Attenzione però, perché la flessibilità ci sarà, sì, ma in molti casi sarà minore rispetto agli ultimi anni. Secondo LinkedIn, il 36% delle imprese intervistate ha già programmato una riduzione del lavoro ibrido o da remoto. Negli Usa, ad esempio, le offerte di lavoro da remoto avevano raggiunto un massimo storico a febbraio 2022, attestandosi al 20% del totale delle offerte nazionali e attraendo oltre il 50% di tutte le candidature, ma a settembre 2022 erano già scese al 14%. Un trend rintracciabile anche in Italia. Eppure, continua il Global Talent Trends 2022, per i dipendenti la flessibilità resta prioritaria, così come una corretta retribuzione, un percorso di carriera che favorisca lo sviluppo delle competenze e un maggiore equilibrio tra lavoro e vita privata.
“Questi sono aspetti fondamentali sui quali non si possono fare passi indietro”, commenta Marcello Albergoni, Country Manager di LinkedIn Italia. “Sono punti cruciali per un ambiente di lavoro inclusivo ma anche per costruire aziende diversificate e resilienti, in grado di adattarsi a un mondo in rapida evoluzione”. Un disallineamento tra ciò che chiedono i lavoratori e ciò che le aziende offrono potrebbe essere, oggi più che mai, drammatico.
Diversity
La terza parola chiave nel mondo del lavoro 2023 sarà diversity. Le organizzazioni continueranno a investire su diversità, equità e inclusione (Dei), così come già fatto nel 2022, nonostante alcuni dipendenti mostrino segni di resistenza. Il 42% degli intervistati da Gartner ritiene che la Dei crei divisioni. A pesare su questa percezione sono le tendenze politiche e ideologiche che valutano la diversity come una forma di discriminazione contro gruppi storicamente favoriti. Parliamo di reazioni e pregiudizi, anche non intenzionali o molto sottili, che spesso però, rendono difficile il percorso lavorativo.
Il 2023, perciò, sarà l’anno in cui le organizzazioni dovranno affrontare queste resistenze, prima che diventino più impattanti. Anche perché, come ricorda il rapporto dell’Ilo “Transforming enterprises through diversity & inclusion”, per valorizzare la diversità in azienda non basta avere una forza lavoro eterogenea, ma è fondamentale che i lavoratori e le lavoratrici vivano in prima persona un senso di appartenenza rispetto a valori e culture diverse. Solo se le strategie di D&I vengono comprese e applicate a tutti i livelli, infatti, si possono ottenere importanti benefici sia per l’azienda che per i lavoratori.
Benessere
Infine, ma non ultimo: il benessere. Molti dipendenti stanno ancora affrontando le difficoltà di salute mentale derivate dalla pandemia, prima, e dalle crisi geopolitiche ed economiche, poi. Molti sono andati incontro a fenomeni di ansia, depressione e burnout che hanno generato molteplici conseguenze: dalle dimissioni senza preavviso all’aumento dei conflitti sul lavoro. Per questo, le imprese dovranno prestare sempre più attenzione al benessere psicologico delle persone.

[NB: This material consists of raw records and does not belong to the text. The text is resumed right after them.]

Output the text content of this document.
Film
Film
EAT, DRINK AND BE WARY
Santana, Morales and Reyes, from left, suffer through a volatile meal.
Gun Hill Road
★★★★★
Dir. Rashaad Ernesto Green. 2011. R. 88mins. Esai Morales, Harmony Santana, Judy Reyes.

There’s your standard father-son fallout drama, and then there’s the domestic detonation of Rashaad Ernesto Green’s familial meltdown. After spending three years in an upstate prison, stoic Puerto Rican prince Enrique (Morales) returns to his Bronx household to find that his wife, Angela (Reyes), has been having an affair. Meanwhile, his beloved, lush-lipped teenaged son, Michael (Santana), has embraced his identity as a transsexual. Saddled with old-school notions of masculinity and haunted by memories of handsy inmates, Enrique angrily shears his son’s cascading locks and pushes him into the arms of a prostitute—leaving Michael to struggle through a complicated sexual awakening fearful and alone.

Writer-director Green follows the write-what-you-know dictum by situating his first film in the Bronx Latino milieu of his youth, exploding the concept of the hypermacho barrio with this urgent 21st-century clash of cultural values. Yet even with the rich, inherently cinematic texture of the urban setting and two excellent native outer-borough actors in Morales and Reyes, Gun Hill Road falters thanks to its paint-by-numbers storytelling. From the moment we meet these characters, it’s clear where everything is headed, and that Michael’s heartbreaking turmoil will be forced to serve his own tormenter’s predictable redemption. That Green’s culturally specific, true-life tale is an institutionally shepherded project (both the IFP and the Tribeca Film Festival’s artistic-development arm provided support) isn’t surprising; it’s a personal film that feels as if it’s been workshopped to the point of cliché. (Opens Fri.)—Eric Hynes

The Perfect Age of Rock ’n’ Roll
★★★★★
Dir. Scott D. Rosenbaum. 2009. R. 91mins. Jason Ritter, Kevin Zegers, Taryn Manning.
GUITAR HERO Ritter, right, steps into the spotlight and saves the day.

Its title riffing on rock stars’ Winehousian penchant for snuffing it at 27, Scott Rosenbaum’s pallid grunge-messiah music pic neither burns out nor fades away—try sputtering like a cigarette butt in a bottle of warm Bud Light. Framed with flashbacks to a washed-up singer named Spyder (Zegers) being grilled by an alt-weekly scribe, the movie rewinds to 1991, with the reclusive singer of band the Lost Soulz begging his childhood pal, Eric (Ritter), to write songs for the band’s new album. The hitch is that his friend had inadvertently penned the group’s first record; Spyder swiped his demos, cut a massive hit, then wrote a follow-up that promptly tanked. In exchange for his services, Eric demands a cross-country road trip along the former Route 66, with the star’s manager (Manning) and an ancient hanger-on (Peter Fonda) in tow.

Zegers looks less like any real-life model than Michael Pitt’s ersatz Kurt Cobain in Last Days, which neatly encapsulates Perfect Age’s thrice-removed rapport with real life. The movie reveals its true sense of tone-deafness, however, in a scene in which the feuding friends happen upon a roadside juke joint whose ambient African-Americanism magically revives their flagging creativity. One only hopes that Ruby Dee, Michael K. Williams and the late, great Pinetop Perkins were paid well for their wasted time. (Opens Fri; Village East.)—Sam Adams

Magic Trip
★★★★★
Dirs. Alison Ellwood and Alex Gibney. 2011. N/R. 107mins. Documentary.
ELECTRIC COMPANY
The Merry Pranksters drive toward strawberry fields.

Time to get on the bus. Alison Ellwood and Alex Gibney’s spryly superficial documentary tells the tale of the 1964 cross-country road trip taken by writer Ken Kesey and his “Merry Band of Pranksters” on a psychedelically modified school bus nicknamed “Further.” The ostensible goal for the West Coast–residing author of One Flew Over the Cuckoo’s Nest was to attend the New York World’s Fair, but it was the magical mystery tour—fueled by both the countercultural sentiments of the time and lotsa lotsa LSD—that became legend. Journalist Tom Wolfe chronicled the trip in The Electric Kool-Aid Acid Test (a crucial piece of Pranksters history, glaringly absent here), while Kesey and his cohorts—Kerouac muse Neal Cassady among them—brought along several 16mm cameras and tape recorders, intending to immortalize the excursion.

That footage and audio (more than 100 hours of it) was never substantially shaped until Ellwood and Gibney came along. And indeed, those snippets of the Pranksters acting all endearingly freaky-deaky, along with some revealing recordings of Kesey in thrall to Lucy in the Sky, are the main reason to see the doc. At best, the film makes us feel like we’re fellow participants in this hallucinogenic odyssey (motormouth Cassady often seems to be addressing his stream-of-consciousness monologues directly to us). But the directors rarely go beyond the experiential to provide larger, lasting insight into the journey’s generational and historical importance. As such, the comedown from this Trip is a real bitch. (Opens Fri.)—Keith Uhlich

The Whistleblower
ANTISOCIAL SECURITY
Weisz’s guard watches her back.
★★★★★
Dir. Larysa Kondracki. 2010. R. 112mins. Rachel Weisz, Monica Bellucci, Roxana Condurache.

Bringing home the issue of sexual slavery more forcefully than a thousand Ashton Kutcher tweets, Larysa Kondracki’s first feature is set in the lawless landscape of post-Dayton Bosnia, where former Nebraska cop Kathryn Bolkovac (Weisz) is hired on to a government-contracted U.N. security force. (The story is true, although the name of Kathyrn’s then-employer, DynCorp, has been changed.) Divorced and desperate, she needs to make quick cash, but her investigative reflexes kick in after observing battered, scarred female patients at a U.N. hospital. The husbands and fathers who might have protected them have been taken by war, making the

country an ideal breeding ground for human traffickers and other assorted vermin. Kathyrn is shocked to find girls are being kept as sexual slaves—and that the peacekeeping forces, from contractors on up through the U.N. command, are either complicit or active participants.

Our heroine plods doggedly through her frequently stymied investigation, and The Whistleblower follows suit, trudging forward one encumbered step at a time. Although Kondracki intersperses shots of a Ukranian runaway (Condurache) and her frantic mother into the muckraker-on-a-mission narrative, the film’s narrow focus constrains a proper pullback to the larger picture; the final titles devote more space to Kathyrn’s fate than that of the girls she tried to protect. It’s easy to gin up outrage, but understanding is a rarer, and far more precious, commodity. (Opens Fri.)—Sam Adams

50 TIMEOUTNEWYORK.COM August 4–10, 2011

L’82% degli intervistati da Gartner afferma che è importante che le organizzazioni li vedano non solo come dei dipendenti, ma come individui a tutto tondo, prevedendo per loro momenti di riposo proattivo e preventivo (ad esempio: venerdì senza riunioni e una gestione più oculata delle agende per avere giornate bilanciate), opportunità di confronto per affrontare argomenti difficili senza giudizio e terapeuti in azienda per ricorrere a consulenze anche durante gli orari di lavoro. Il tutto, accompagnato da una accurata formazione dei manager affinché riescano a mettere, davvero, le persone al centro, costruendo con loro percorsi fiduciari e mantenendone alto il livello di coinvolgimento. Tema che, nell’anno appena conclusosi, si è rivelato decisamente farraginoso.